Правда, все эти малозначимые  нюансы и подробности  его второй   женитьбы, постоянные, непрекращающиеся   хождения с   сетями-кознями, ибо и здесь его   шлымазлова натура   давала о себе знать во всей своей красе,   на рыбную ловлю за русалками помоложе,  совсем  не помешали     этому  зануде-моралисту  с хозяйским видом  расположиться в одной из квартир     шестиэтажного дома, принадлежащего вовсе не ему, а     благоверной,  и  доставшегося той от отца   по наследству, и  посчитать его своим собственным.  На самом же  деле,  Йосиф   являлся  в этом  доходном заведении лишь        управдомом.  Но лорд     со своими обязанностями смотрителя  справлялся, куда  как нельзя лучше.     Он делал свою работу настолько  на «отлично»,   что удостоился  иного заслуженного  звания, не графа или князя,  а  «домомучителя».    Так прозвали его жильцы, снимающие метры в этом старом, рушащемся на глазах  здании, в котором старый еврей чувствовал  себя полноправным хозяином, и  устраивал по полной  правовой  беспредел.

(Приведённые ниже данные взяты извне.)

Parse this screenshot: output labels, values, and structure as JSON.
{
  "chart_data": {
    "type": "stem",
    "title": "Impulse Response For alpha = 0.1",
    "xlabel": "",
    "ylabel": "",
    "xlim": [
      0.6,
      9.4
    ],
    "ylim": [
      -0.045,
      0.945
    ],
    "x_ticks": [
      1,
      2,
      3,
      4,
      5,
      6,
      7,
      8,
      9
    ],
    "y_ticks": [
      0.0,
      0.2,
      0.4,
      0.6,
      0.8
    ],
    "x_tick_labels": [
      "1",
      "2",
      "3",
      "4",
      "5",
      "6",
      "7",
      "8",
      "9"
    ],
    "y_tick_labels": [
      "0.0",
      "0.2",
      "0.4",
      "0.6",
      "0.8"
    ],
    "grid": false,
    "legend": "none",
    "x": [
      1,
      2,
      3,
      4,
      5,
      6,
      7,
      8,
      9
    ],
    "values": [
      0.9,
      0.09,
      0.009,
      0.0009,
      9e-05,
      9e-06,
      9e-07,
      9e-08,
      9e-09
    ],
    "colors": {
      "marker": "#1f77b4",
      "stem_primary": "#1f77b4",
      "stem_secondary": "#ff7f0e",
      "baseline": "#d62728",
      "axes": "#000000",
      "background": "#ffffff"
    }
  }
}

 Этот  настоящий Фрекен Бок,   у которой   в этом случае, в отличие от верности жене,         было  всё  привычно -  стабильным и   неизменно - постоянным,    умудрялся    легко и   смачно  плюнуть и позабыть   про собственную   гордость, и даже,   не прикрываясь    привычно  своею  заезженною  фразой  о том, что  некоторые особенности  его  воспитания, чего-то  там ему  не  позволяют, ибо тут   они ему  спокойно  позволяли  всё, и, предварительно пыхтя и тужась, поднявшись на шестой  этаж пешком,    бесстыдно    засунуть  свою седую бороду в вещички упокоевшегося  с миром квартиросъёмщика, отсортировать и выбрать лучшее, успеть всё сделать, обтяпать дельце,  не идущее, почему-то  вразрез с   принципами его особенного воспитания,  всё сделать  ещё до прихода официальных лиц,  а потом  быстренько,  словно тот герой  - паук, что муху в уголок поволок,  сложить в узелок награбленное   и, спустившись ниже  тем же, неудобным способом,   почти сползая на карачках и сгибаясь от тяжести не своего добра,  где находилось его логово управдома, уже  разложить их там,    рассмотрев во всех подробностях ,  что  и к чему, выложить  на своих личных  полочках или всё же на  полочках жены,   и распихать   по  шкафчикам, полностью  оправдав таким своим поведением тему старого жида, протягиваемую  не только  еврейским писателем    Шолом Алейхемом в своих произведениях.
 
Но старый жид Иосиф   засовывал свой длинный нос не только в вещички  тех  покойничков, он   совал его  везде, где только думал, что  он пролезет -  в дела своих и не своих друзей, в  дела  абсолютно незнакомых ему людей, которым потом,  считая не только своим долгом, но и   правом,   нудно и печально   читал   морали о нравственности и культуре,  будто держась двумя руками  за свой Толмуд, и начиная каждый раз   их     со своей  любимой,  но надоевшей остальным  до  жгучих колик в животе чудесной   фразы -   «Простите, но некоторые особенности моего воспитания…»   которая уже звучала, как цитата от самого себя, от домоуправителя недвижимым  имуществом  своей жены.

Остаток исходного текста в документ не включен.